Glen Pitre in the Southern Quote
Glen Pitre was born at Cut Off, Louisiana on the 10th of November, 1955. He worked his way through Harvard by fishing shrimp during the summer and saving for the next year’s education. His goal, to make films that told the story of his people, the Louisiana Cajun. By the age of twenty-five, Glen had been named “Father of the Cajun Film” for his low budget, French-dialect authentic dramas that routinely broke records in cinemas across the bayou. Then, in 1986, with the help of the Sundance Institute, he released what would become an internationally lauded film by the name of Belizaire the Cajun that told the story of 19th century South Louisiana. Glen Pitre has since worked in a variety of media, and earned a host of grants and awards, not the least of which was a knighthood from France.

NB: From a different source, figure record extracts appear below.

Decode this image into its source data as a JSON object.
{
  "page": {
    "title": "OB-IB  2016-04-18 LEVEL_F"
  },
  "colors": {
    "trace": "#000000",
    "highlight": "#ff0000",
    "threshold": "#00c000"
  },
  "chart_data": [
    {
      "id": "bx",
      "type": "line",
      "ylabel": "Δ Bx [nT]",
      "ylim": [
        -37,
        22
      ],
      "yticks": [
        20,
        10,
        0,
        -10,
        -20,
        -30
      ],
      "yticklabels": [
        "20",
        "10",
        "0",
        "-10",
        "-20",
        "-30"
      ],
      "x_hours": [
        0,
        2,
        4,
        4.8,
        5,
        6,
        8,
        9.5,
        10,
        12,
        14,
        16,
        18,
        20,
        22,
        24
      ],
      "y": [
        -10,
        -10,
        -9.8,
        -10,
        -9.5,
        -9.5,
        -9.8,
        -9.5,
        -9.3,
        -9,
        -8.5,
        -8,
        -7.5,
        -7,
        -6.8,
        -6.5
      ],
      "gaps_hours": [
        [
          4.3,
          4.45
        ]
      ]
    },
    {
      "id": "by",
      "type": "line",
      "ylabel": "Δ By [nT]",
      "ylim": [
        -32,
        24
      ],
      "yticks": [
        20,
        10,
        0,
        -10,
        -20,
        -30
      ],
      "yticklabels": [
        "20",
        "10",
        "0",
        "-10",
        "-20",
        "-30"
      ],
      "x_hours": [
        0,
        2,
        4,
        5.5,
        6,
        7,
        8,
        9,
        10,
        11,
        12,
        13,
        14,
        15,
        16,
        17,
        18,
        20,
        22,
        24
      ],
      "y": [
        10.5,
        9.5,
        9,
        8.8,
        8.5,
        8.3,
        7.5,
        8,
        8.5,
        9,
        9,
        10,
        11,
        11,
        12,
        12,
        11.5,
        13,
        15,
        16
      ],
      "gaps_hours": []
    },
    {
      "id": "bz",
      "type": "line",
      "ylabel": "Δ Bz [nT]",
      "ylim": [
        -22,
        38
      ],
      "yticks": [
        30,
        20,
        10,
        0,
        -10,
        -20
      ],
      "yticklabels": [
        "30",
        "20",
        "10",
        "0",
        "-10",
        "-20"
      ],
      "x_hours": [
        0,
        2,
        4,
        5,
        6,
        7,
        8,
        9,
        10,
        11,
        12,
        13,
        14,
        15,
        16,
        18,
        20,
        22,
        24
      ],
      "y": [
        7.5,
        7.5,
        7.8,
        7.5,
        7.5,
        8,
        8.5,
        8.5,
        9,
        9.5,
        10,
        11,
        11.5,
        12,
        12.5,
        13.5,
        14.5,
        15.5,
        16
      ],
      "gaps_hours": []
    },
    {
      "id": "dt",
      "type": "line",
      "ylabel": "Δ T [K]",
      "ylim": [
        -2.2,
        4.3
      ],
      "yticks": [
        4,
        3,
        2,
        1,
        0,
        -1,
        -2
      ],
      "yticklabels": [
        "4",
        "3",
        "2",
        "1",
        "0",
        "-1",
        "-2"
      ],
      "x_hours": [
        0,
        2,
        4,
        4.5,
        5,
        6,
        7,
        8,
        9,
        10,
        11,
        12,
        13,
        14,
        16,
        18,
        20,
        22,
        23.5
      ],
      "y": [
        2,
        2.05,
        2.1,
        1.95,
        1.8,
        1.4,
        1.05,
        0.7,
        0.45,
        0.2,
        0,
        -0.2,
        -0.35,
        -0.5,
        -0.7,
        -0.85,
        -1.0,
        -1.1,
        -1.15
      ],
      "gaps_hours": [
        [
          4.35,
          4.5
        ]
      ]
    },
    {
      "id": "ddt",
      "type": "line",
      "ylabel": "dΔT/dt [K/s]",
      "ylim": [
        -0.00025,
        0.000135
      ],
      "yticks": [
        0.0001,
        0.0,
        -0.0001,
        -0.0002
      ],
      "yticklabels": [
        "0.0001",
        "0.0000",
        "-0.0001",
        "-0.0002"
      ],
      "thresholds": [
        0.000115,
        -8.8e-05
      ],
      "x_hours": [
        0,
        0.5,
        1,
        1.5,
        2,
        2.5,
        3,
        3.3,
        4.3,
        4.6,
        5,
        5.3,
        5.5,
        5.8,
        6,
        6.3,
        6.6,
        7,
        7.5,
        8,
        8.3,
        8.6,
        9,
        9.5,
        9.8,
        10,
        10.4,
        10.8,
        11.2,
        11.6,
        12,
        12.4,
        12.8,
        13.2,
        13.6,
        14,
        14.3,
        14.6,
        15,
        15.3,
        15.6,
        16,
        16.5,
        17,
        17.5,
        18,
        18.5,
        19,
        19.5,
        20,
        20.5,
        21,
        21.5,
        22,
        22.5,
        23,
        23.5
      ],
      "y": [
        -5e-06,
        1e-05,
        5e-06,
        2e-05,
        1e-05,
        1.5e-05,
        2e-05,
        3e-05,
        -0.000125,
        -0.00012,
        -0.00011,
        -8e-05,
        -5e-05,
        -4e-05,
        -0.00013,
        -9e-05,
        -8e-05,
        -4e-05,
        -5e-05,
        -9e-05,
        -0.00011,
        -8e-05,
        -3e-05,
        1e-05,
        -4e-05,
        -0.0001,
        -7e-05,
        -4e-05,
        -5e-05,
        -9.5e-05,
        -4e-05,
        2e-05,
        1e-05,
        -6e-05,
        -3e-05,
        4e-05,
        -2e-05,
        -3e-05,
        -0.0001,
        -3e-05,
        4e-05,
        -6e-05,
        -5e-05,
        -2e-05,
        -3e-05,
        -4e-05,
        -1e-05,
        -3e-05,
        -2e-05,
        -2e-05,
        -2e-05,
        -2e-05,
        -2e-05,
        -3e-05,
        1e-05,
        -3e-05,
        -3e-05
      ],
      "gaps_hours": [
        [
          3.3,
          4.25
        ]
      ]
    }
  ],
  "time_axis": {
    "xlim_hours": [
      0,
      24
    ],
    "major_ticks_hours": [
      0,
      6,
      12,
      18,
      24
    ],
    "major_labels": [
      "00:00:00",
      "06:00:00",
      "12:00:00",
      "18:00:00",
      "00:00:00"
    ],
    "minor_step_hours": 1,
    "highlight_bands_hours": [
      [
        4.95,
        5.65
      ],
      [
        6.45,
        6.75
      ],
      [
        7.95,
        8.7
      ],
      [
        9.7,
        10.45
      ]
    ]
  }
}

This past spring, Pitre joined another award-winning independent filmmaker by the name of Benh Zeitlin, creator of Beasts of the Southern Wild, to host a discussion at Louisiana State Universtiy on their own works as well as the coastal erosion of Louisiana and the communities whose traditional ways of life are threatened by our disappearing wetlands.
In today’s Southern Quote we hear this Harvard-educated filmmaker who left Cajun country, only to return, speak to a way of life that produces strong bonds with both family and land. When asked about the story of Vacherie, La., a small Cajun town on the banks of the Mississippi River that owns the distinction of being the most rooted town in the most rooted state in the country, whose folks tend to stick close to home–and to mama, Glen Pitre said, “It is easy to pick up and move when the culture you know is all McDonald’s. But if you grow up the way I did in Louisiana, you don’t in your travels find anything like it. Some of it is the cuisine, but mostly it is a mind-set.”